1519 Eve calingaert

Wunderkammer: Eve Calingaert

Michel Verlinden
© BRUZZ
19/04/2016

Chaque semaine, BRUZZ part à la recherche des sons et des images de Bruxelles. C'est au tour d'Eve Calingaert d'ouvrir les portes de son atelier d'Ixelles. Un petit coin de Japon dans la capitale où l'encre de Chine coule à flots.

Le masque noir
"Du plus loin qu'elle se souvienne, Eve Calingaert a toujours été passionnée par le Japon. C'est un ami de son père, Marcel Delorme, un antiquaire aujourd'hui disparu, qui lui en a entrouvert les portes. " Cet homme formidable m'a expliqué le rapport particulier que les peintres orientaux entretiennent avec le paysage, ils vont dans la nature, s'en imprègnent et rentrent à la maison pour coucher sur papier les impressions que celle-ci a laissées en eux. J'aime cette idée d'une trace qui s'inscrit par-delà la conscience, à mille lieues de la peinture sur le motif. " Ce même Marcel Delorme, qu'elle appelle aussi son " parrain ", lui a offert ce beau masque de théâtre Nô du 19ème siècle en bronze. Il semblerait qu'il s'agisse du masque funéraire d'un grand comédien. " C'était pourtant un objet qu'il vénérait. Il s'en est séparé sans un regret en me disant qu'il pourrait toujours venir le voir chez moi et que de toute façon… il en possédait une reproduction en photo. J'ai trouvé ce don incroyablement touchant. "

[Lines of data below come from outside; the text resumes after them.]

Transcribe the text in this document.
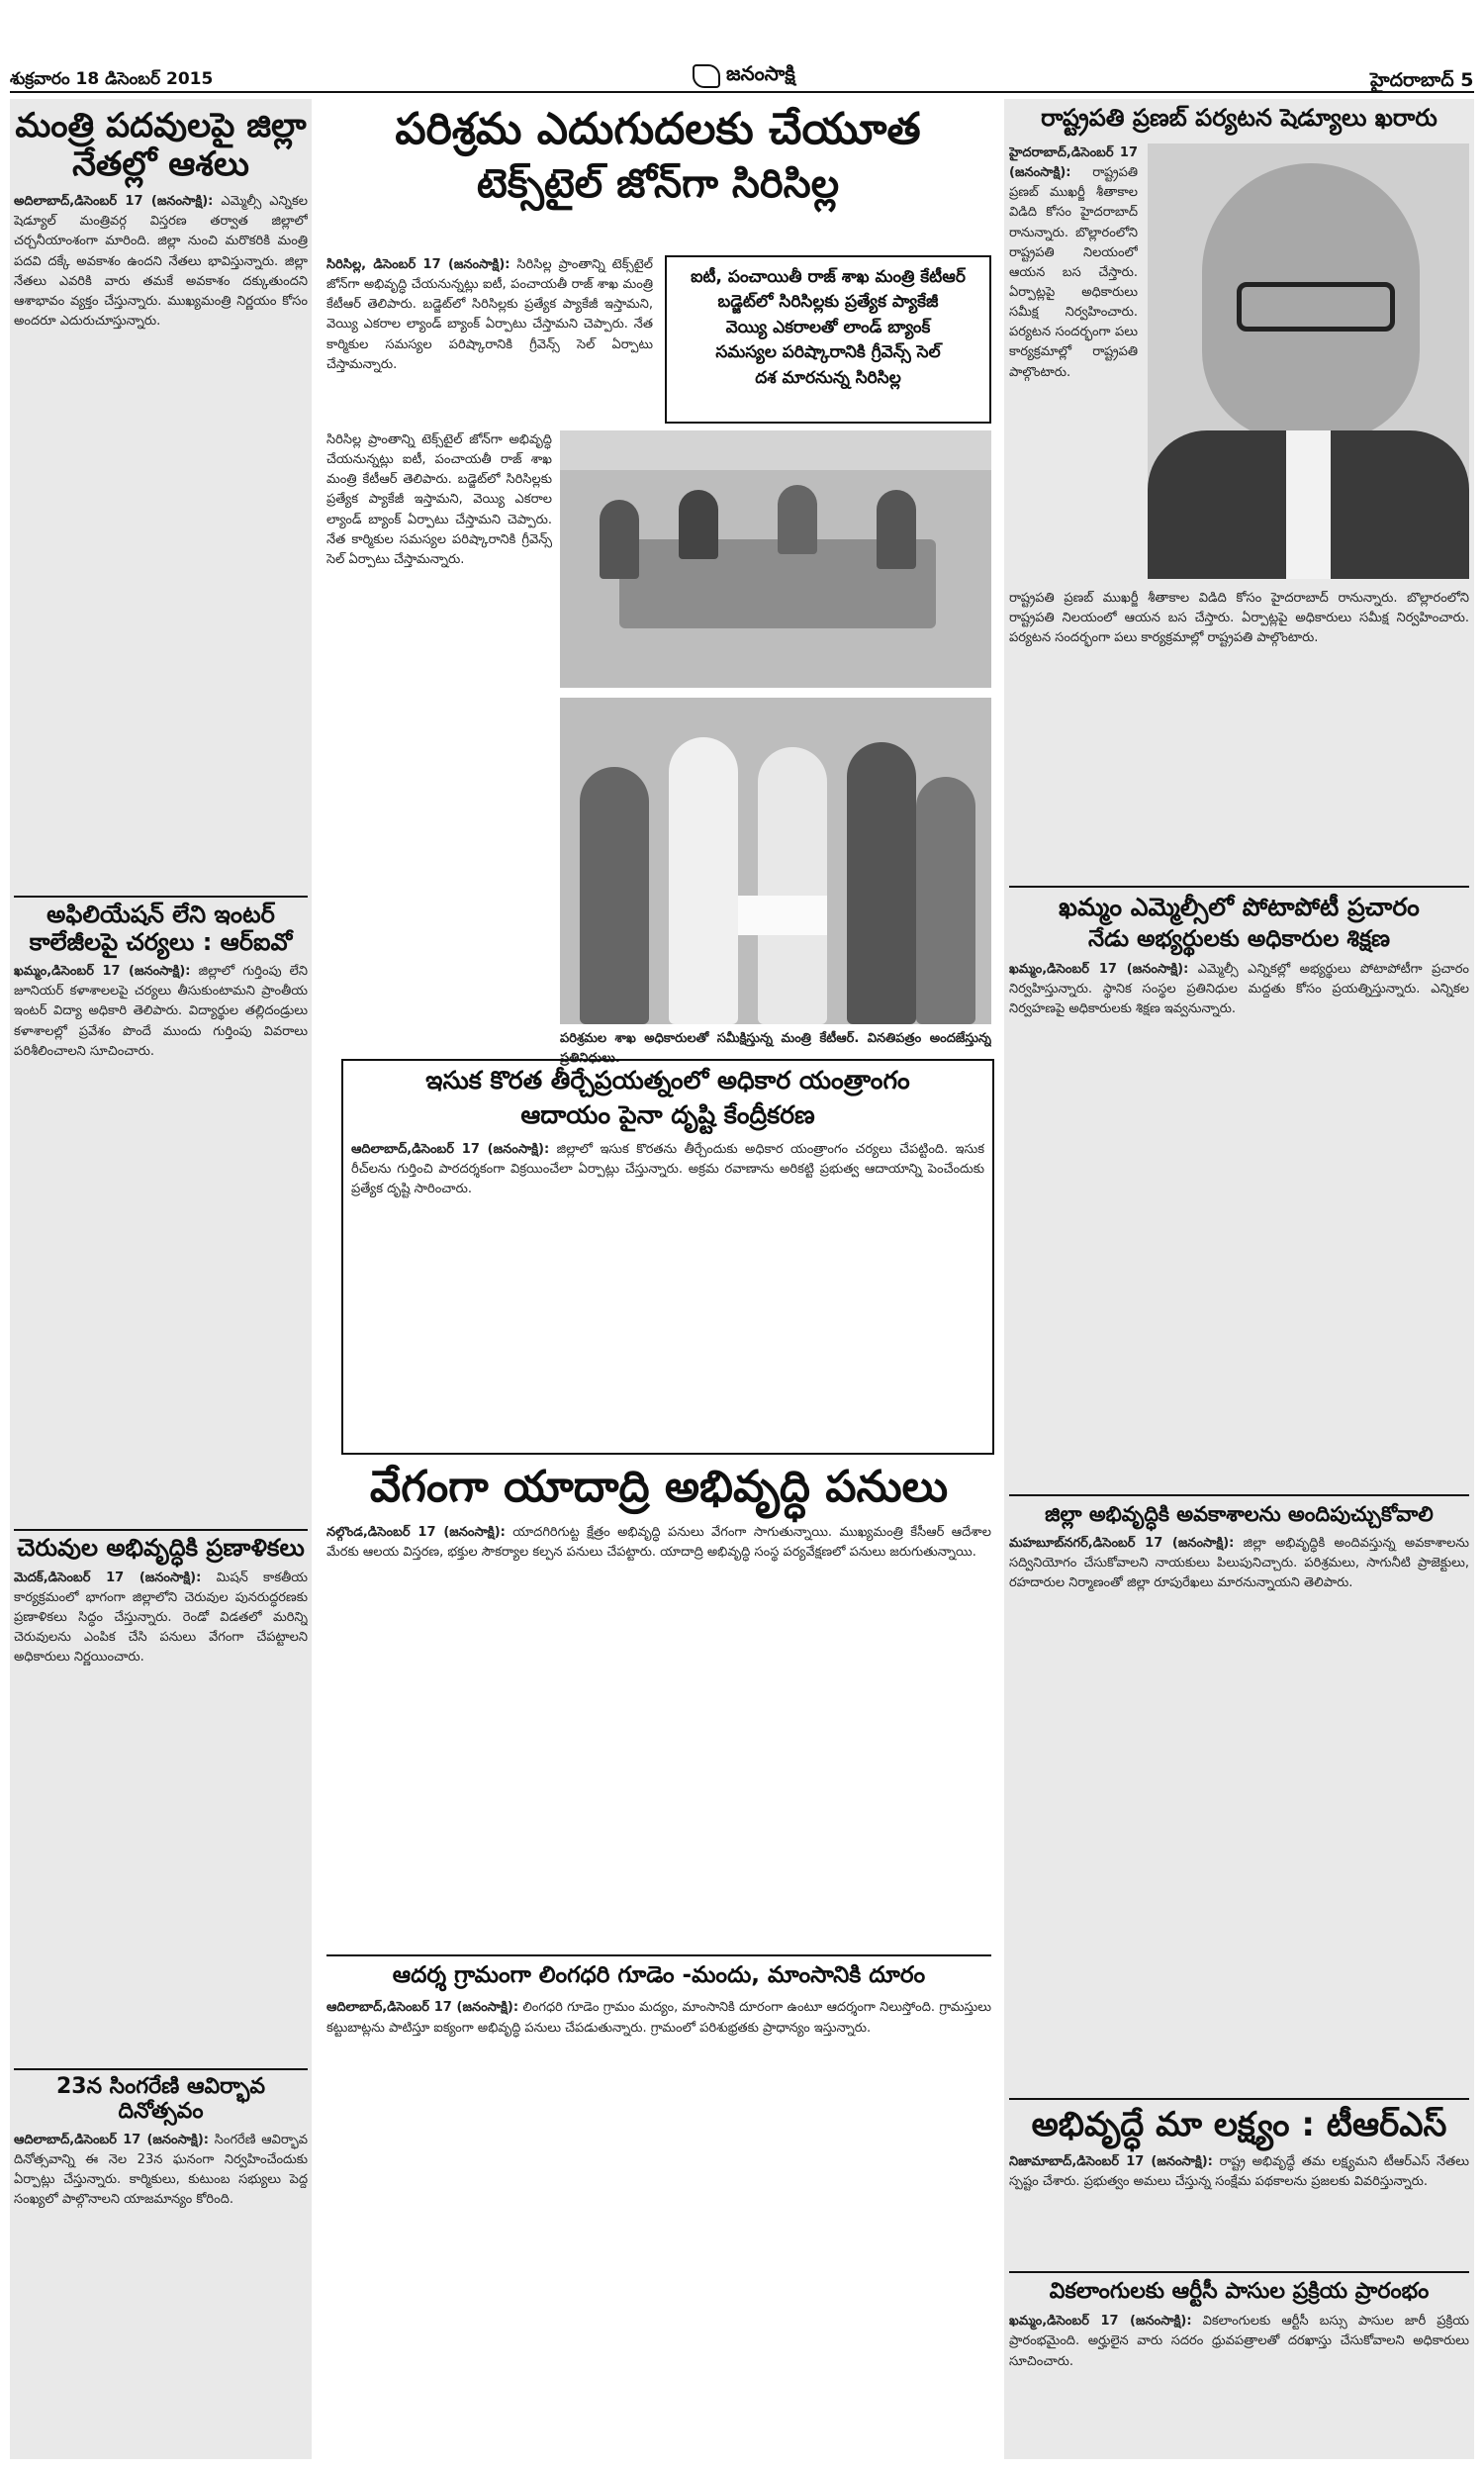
శుక్రవారం 18 డిసెంబర్ 2015	జనంసాక్షి	హైదరాబాద్ 5
మంత్రి పదవులపై జిల్లా నేతల్లో ఆశలు
అదిలాబాద్,డిసెంబర్ 17 (జనంసాక్షి): ఎమ్మెల్సీ ఎన్నికల షెడ్యూల్ మంత్రివర్గ విస్తరణ తర్వాత జిల్లాలో చర్చనీయాంశంగా మారింది. జిల్లా నుంచి మరొకరికి మంత్రి పదవి దక్కే అవకాశం ఉందని నేతలు భావిస్తున్నారు. జిల్లా నేతలు ఎవరికి వారు తమకే అవకాశం దక్కుతుందని ఆశాభావం వ్యక్తం చేస్తున్నారు. ముఖ్యమంత్రి నిర్ణయం కోసం అందరూ ఎదురుచూస్తున్నారు.
అఫిలియేషన్ లేని ఇంటర్ కాలేజీలపై చర్యలు : ఆర్ఐవో
ఖమ్మం,డిసెంబర్ 17 (జనంసాక్షి): జిల్లాలో గుర్తింపు లేని జూనియర్ కళాశాలలపై చర్యలు తీసుకుంటామని ప్రాంతీయ ఇంటర్ విద్యా అధికారి తెలిపారు. విద్యార్థుల తల్లిదండ్రులు కళాశాలల్లో ప్రవేశం పొందే ముందు గుర్తింపు వివరాలు పరిశీలించాలని సూచించారు.
చెరువుల అభివృద్ధికి ప్రణాళికలు
మెదక్,డిసెంబర్ 17 (జనంసాక్షి): మిషన్ కాకతీయ కార్యక్రమంలో భాగంగా జిల్లాలోని చెరువుల పునరుద్ధరణకు ప్రణాళికలు సిద్ధం చేస్తున్నారు. రెండో విడతలో మరిన్ని చెరువులను ఎంపిక చేసి పనులు వేగంగా చేపట్టాలని అధికారులు నిర్ణయించారు.
23న సింగరేణి ఆవిర్భావ దినోత్సవం
ఆదిలాబాద్,డిసెంబర్ 17 (జనంసాక్షి): సింగరేణి ఆవిర్భావ దినోత్సవాన్ని ఈ నెల 23న ఘనంగా నిర్వహించేందుకు ఏర్పాట్లు చేస్తున్నారు. కార్మికులు, కుటుంబ సభ్యులు పెద్ద సంఖ్యలో పాల్గొనాలని యాజమాన్యం కోరింది.
పరిశ్రమ ఎదుగుదలకు చేయూత
టెక్స్‌టైల్ జోన్‌గా సిరిసిల్ల
సిరిసిల్ల, డిసెంబర్ 17 (జనంసాక్షి): సిరిసిల్ల ప్రాంతాన్ని టెక్స్‌టైల్ జోన్‌గా అభివృద్ధి చేయనున్నట్లు ఐటీ, పంచాయతీ రాజ్ శాఖ మంత్రి కేటీఆర్ తెలిపారు. బడ్జెట్‌లో సిరిసిల్లకు ప్రత్యేక ప్యాకేజీ ఇస్తామని, వెయ్యి ఎకరాల ల్యాండ్ బ్యాంక్ ఏర్పాటు చేస్తామని చెప్పారు. నేత కార్మికుల సమస్యల పరిష్కారానికి గ్రీవెన్స్ సెల్ ఏర్పాటు చేస్తామన్నారు.
ఐటీ, పంచాయితీ రాజ్ శాఖ మంత్రి కేటీఆర్
బడ్జెట్‌లో సిరిసిల్లకు ప్రత్యేక ప్యాకేజీ
వెయ్యి ఎకరాలతో లాండ్ బ్యాంక్
సమస్యల పరిష్కారానికి గ్రీవెన్స్ సెల్
దశ మారనున్న సిరిసిల్ల
సిరిసిల్ల ప్రాంతాన్ని టెక్స్‌టైల్ జోన్‌గా అభివృద్ధి చేయనున్నట్లు ఐటీ, పంచాయతీ రాజ్ శాఖ మంత్రి కేటీఆర్ తెలిపారు. బడ్జెట్‌లో సిరిసిల్లకు ప్రత్యేక ప్యాకేజీ ఇస్తామని, వెయ్యి ఎకరాల ల్యాండ్ బ్యాంక్ ఏర్పాటు చేస్తామని చెప్పారు. నేత కార్మికుల సమస్యల పరిష్కారానికి గ్రీవెన్స్ సెల్ ఏర్పాటు చేస్తామన్నారు.
పరిశ్రమల శాఖ అధికారులతో సమీక్షిస్తున్న మంత్రి కేటీఆర్. వినతిపత్రం అందజేస్తున్న ప్రతినిధులు.
ఇసుక కొరత తీర్చేప్రయత్నంలో అధికార యంత్రాంగం
ఆదాయం పైనా దృష్టి కేంద్రీకరణ
ఆదిలాబాద్,డిసెంబర్ 17 (జనంసాక్షి): జిల్లాలో ఇసుక కొరతను తీర్చేందుకు అధికార యంత్రాంగం చర్యలు చేపట్టింది. ఇసుక రీచ్‌లను గుర్తించి పారదర్శకంగా విక్రయించేలా ఏర్పాట్లు చేస్తున్నారు. అక్రమ రవాణాను అరికట్టి ప్రభుత్వ ఆదాయాన్ని పెంచేందుకు ప్రత్యేక దృష్టి సారించారు.
వేగంగా యాదాద్రి అభివృద్ధి పనులు
నల్గొండ,డిసెంబర్ 17 (జనంసాక్షి): యాదగిరిగుట్ట క్షేత్రం అభివృద్ధి పనులు వేగంగా సాగుతున్నాయి. ముఖ్యమంత్రి కేసీఆర్ ఆదేశాల మేరకు ఆలయ విస్తరణ, భక్తుల సౌకర్యాల కల్పన పనులు చేపట్టారు. యాదాద్రి అభివృద్ధి సంస్థ పర్యవేక్షణలో పనులు జరుగుతున్నాయి.
ఆదర్శ గ్రామంగా లింగధరి గూడెం -మందు, మాంసానికి దూరం
ఆదిలాబాద్,డిసెంబర్ 17 (జనంసాక్షి): లింగధరి గూడెం గ్రామం మద్యం, మాంసానికి దూరంగా ఉంటూ ఆదర్శంగా నిలుస్తోంది. గ్రామస్తులు కట్టుబాట్లను పాటిస్తూ ఐక్యంగా అభివృద్ధి పనులు చేపడుతున్నారు. గ్రామంలో పరిశుభ్రతకు ప్రాధాన్యం ఇస్తున్నారు.
రాష్ట్రపతి ప్రణబ్ పర్యటన షెడ్యూలు ఖరారు
హైదరాబాద్,డిసెంబర్ 17 (జనంసాక్షి): రాష్ట్రపతి ప్రణబ్ ముఖర్జీ శీతాకాల విడిది కోసం హైదరాబాద్ రానున్నారు. బొల్లారంలోని రాష్ట్రపతి నిలయంలో ఆయన బస చేస్తారు. ఏర్పాట్లపై అధికారులు సమీక్ష నిర్వహించారు. పర్యటన సందర్భంగా పలు కార్యక్రమాల్లో రాష్ట్రపతి పాల్గొంటారు.
రాష్ట్రపతి ప్రణబ్ ముఖర్జీ శీతాకాల విడిది కోసం హైదరాబాద్ రానున్నారు. బొల్లారంలోని రాష్ట్రపతి నిలయంలో ఆయన బస చేస్తారు. ఏర్పాట్లపై అధికారులు సమీక్ష నిర్వహించారు. పర్యటన సందర్భంగా పలు కార్యక్రమాల్లో రాష్ట్రపతి పాల్గొంటారు.
ఖమ్మం ఎమ్మెల్సీలో పోటాపోటీ ప్రచారం
నేడు అభ్యర్థులకు అధికారుల శిక్షణ
ఖమ్మం,డిసెంబర్ 17 (జనంసాక్షి): ఎమ్మెల్సీ ఎన్నికల్లో అభ్యర్థులు పోటాపోటీగా ప్రచారం నిర్వహిస్తున్నారు. స్థానిక సంస్థల ప్రతినిధుల మద్దతు కోసం ప్రయత్నిస్తున్నారు. ఎన్నికల నిర్వహణపై అధికారులకు శిక్షణ ఇవ్వనున్నారు.
జిల్లా అభివృద్ధికి అవకాశాలను అందిపుచ్చుకోవాలి
మహబూబ్‌నగర్,డిసెంబర్ 17 (జనంసాక్షి): జిల్లా అభివృద్ధికి అందివస్తున్న అవకాశాలను సద్వినియోగం చేసుకోవాలని నాయకులు పిలుపునిచ్చారు. పరిశ్రమలు, సాగునీటి ప్రాజెక్టులు, రహదారుల నిర్మాణంతో జిల్లా రూపురేఖలు మారనున్నాయని తెలిపారు.
అభివృద్ధే మా లక్ష్యం : టీఆర్ఎస్
నిజామాబాద్,డిసెంబర్ 17 (జనంసాక్షి): రాష్ట్ర అభివృద్ధే తమ లక్ష్యమని టీఆర్ఎస్ నేతలు స్పష్టం చేశారు. ప్రభుత్వం అమలు చేస్తున్న సంక్షేమ పథకాలను ప్రజలకు వివరిస్తున్నారు.
వికలాంగులకు ఆర్టీసీ పాసుల ప్రక్రియ ప్రారంభం
ఖమ్మం,డిసెంబర్ 17 (జనంసాక్షి): వికలాంగులకు ఆర్టీసీ బస్సు పాసుల జారీ ప్రక్రియ ప్రారంభమైంది. అర్హులైన వారు సదరం ధ్రువపత్రాలతో దరఖాస్తు చేసుకోవాలని అధికారులు సూచించారు.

En soi, l'atelier d'Eve Calingaert n'a rien de spécial. Quand on le découvre baigné d'une délicate odeur de baies, on ne remarque pas de rupture avec le reste de son sage appartement. Une simple table fait place à un rectangle de feutre foncé, support sur lequel elle trace des idéogrammes depuis son hara, le centre duquel part toute énergie. Il y a aussi un pot de pinceaux variés, outils cruciaux qu'elle choisit chaque matin à la façon " d'un compagnon pour la journée ", et surtout, une grande bouteille d'encre de Chine, le carburant essentiel de son travail. Il faut y ajouter quelques objets précieux et une bibliothèque pleine à craquer où dialoguent " ses " grands noms de l'histoire de l'art : Morandi, Malevitch, Botticelli, Shi Bo et Mucha. Au mur, des œuvres peintes sur du papier de riz.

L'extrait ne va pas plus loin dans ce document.